Sorry, I'm just on Khan academy and can't seem to grasp the essence of statistics. Hope to find some help out here.
Both are samples, but why when looking for confidence interval of a:
- sample proportion, we take $\hat{p} \pm Z^*\sqrt{\frac{\hat{p}(1-\hat{p})}{n}}$
- sample mean, we take take $\bar{x} \pm t^*{\frac{S}{\sqrt{n}}}$
What I understand: That both are trying to determine the confidence level that Population mean falls between an interval.
I can see from google that:
Z-scores are based on your knowledge about the population's standard deviation and mean. T-scores are used when the conversion is made without knowledge of the population standard deviation and mean.
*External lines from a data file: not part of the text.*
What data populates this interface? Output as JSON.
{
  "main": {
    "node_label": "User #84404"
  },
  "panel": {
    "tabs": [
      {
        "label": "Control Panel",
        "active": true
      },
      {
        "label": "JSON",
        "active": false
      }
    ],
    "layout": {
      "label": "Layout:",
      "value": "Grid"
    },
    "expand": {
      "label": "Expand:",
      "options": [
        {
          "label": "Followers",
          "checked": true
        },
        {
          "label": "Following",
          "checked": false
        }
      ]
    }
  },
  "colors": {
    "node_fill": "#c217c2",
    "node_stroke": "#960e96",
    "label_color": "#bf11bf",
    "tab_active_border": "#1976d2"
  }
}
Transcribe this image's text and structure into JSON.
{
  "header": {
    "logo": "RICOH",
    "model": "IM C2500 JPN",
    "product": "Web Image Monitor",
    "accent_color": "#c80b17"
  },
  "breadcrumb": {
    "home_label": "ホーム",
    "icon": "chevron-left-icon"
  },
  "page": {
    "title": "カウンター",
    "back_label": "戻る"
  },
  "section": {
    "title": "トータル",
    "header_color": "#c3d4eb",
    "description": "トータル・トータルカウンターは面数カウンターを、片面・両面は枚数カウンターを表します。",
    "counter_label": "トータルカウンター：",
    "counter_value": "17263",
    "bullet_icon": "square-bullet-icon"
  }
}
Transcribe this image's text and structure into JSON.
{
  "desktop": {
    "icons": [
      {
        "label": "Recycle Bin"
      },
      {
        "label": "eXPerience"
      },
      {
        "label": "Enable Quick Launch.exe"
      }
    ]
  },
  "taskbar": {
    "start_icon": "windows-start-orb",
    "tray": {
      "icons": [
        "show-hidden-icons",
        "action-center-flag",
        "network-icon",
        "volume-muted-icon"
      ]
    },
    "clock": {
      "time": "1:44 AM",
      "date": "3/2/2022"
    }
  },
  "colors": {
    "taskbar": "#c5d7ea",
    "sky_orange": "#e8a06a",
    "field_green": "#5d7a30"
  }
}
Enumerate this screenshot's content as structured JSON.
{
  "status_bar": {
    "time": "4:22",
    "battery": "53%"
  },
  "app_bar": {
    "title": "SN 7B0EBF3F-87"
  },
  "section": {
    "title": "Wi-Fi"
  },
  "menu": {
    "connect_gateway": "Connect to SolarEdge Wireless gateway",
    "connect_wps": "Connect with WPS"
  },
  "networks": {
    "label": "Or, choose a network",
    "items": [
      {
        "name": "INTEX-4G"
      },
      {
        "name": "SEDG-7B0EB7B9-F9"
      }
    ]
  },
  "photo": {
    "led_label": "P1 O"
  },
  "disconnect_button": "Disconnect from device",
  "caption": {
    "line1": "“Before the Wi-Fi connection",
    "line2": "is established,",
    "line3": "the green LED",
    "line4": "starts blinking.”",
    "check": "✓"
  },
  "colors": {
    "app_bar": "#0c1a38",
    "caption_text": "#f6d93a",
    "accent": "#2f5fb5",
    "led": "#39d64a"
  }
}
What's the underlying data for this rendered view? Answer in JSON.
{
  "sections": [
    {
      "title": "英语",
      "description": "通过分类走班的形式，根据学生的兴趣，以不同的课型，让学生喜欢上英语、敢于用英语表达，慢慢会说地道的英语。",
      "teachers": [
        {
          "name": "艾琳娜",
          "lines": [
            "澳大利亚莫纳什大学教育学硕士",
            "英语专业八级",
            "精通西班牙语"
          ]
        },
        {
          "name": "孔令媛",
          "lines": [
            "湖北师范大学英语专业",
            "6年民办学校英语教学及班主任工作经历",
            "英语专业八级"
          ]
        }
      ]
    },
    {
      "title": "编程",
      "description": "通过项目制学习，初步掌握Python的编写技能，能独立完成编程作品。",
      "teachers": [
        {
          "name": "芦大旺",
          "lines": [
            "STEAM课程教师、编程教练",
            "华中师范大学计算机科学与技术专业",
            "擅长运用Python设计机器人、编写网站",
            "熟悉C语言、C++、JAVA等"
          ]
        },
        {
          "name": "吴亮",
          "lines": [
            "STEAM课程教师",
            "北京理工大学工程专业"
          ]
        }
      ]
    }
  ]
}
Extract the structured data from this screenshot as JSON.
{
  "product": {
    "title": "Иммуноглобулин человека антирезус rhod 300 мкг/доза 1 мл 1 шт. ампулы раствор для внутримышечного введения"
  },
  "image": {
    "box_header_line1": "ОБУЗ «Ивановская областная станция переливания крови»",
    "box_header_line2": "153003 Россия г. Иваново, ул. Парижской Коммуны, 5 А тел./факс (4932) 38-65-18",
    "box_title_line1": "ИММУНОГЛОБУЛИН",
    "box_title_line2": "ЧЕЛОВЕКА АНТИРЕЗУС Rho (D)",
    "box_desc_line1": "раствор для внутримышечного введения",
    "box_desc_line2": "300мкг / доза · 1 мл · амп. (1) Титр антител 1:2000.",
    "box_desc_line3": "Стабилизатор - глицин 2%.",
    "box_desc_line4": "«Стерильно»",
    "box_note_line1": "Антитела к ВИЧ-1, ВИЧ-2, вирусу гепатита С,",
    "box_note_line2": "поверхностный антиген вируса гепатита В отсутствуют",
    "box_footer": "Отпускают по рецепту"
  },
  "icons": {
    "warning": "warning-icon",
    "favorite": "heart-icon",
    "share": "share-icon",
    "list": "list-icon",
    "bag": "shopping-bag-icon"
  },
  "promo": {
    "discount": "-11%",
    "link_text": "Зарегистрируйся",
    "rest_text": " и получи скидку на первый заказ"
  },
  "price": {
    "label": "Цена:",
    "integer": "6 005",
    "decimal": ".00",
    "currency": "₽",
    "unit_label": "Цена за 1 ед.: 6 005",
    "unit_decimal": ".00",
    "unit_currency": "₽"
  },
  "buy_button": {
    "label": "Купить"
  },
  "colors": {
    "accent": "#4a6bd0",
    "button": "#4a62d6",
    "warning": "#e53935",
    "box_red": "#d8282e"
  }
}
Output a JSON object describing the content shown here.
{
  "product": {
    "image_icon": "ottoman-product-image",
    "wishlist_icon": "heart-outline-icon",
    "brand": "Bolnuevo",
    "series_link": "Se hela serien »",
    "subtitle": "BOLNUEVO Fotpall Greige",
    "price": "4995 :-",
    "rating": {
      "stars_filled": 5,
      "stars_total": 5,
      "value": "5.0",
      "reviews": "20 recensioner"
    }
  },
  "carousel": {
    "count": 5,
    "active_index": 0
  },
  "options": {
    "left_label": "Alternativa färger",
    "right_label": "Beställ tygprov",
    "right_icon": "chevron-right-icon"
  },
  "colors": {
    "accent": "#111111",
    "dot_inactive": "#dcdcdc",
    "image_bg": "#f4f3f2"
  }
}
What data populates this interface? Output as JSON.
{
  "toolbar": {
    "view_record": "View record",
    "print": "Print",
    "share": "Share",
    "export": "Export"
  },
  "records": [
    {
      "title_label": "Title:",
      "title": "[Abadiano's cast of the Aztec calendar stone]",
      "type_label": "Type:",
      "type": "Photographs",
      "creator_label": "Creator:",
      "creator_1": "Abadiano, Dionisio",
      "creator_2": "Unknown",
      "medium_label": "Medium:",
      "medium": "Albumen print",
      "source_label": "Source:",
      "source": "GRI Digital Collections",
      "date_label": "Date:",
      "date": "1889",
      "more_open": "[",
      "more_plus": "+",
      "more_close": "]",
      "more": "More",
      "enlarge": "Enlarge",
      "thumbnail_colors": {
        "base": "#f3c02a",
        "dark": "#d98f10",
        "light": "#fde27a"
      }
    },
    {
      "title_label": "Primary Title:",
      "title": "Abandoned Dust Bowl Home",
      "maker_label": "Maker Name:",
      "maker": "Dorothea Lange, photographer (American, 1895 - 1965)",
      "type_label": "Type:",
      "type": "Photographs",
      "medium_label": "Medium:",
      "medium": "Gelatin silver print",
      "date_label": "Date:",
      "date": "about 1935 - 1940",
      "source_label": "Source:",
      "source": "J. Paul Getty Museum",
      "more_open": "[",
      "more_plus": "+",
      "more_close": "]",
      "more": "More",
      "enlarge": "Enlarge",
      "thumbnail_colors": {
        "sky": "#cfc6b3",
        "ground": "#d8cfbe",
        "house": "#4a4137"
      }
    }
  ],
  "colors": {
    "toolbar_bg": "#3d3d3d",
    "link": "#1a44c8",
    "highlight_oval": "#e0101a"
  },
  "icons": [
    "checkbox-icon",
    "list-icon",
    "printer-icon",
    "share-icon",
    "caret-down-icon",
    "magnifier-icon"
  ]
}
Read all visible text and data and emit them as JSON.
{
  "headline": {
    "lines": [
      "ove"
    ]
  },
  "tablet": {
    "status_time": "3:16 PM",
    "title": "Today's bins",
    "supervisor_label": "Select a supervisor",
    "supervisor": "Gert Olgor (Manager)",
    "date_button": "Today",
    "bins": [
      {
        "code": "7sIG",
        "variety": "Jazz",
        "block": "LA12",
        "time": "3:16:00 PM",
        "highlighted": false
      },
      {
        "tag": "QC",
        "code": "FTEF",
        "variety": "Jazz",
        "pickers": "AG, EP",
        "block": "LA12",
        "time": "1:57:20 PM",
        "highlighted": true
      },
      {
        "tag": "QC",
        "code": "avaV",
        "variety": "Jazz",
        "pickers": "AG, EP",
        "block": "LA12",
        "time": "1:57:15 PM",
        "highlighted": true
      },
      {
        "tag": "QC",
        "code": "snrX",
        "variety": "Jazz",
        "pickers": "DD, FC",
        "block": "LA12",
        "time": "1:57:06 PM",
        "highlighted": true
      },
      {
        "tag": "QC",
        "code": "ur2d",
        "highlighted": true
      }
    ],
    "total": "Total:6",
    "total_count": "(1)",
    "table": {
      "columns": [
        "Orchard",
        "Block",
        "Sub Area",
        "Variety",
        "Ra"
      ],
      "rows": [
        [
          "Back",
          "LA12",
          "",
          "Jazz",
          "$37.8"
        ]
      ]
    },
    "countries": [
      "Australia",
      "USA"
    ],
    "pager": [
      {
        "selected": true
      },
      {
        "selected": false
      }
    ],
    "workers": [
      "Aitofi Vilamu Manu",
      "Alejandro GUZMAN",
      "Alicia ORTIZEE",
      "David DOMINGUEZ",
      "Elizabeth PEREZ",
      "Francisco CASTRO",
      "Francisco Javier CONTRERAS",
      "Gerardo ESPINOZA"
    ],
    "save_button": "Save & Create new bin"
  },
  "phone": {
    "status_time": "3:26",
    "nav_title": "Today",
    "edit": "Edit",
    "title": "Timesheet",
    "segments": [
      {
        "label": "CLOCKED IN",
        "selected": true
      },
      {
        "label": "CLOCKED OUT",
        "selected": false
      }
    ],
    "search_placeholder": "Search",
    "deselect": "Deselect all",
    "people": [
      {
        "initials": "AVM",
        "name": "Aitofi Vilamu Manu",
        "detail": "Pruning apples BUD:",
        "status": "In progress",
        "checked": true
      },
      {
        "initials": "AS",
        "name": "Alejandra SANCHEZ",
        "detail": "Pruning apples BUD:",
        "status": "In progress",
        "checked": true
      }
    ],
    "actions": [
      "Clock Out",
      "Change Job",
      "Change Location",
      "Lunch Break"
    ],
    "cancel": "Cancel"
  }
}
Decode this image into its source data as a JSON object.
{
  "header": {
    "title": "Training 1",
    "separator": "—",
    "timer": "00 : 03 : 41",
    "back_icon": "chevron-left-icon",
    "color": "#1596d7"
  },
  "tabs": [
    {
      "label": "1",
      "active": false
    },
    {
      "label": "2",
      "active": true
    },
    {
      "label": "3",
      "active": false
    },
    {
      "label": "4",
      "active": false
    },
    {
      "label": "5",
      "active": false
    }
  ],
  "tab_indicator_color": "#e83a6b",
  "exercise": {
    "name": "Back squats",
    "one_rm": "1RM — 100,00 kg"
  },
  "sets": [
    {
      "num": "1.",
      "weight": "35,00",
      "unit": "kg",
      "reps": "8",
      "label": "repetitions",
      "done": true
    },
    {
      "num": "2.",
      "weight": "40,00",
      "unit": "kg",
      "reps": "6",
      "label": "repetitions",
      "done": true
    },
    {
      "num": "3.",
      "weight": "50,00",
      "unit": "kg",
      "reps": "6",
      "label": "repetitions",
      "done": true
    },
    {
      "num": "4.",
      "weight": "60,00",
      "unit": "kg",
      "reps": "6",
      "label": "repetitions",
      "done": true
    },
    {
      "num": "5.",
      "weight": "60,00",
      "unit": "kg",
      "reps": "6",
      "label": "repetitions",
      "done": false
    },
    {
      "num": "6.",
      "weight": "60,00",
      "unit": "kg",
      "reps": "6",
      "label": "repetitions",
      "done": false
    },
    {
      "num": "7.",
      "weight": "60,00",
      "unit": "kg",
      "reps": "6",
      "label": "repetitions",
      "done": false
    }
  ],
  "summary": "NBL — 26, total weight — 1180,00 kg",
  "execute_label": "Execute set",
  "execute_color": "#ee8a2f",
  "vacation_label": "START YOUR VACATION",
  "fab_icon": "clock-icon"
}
But I don't think I properly understand it: what throws me off the statement is that the confidence interval formula $\bar{x} \pm t^*{\frac{S}{\sqrt{n}}}$ still uses S(sampling standard deviation).
Question:
- Why can't we just take $\bar{x} \pm Z^*\sqrt{\frac{\bar{x}(1-\bar{x})}{n}}$ as we did $\hat{p} \pm Z^*\sqrt{\frac{\hat{p}(1-\hat{p})}{n}}$ ?
- Both are samples, why does one estimate with $\hat{p}(1-\hat{p})$ while the other uses S (sample standard deviation)?
- What is the difference between sample proportion and sample mean? Is the former Bernuli distribution and another not?
- Is the sample proportion confidence interval of a single sample VS sample mean which is the average of multiple samples?
- Both are samples, why do we n-1 during t test, but not z test? I get that samples need to -1 to compensate for accuracy, but why didn't we do it for z tests?
Don't feel pressure to answer all the questions, just what you can, perhaps the collective can help me out of this rut. Appreciate it your time reading this!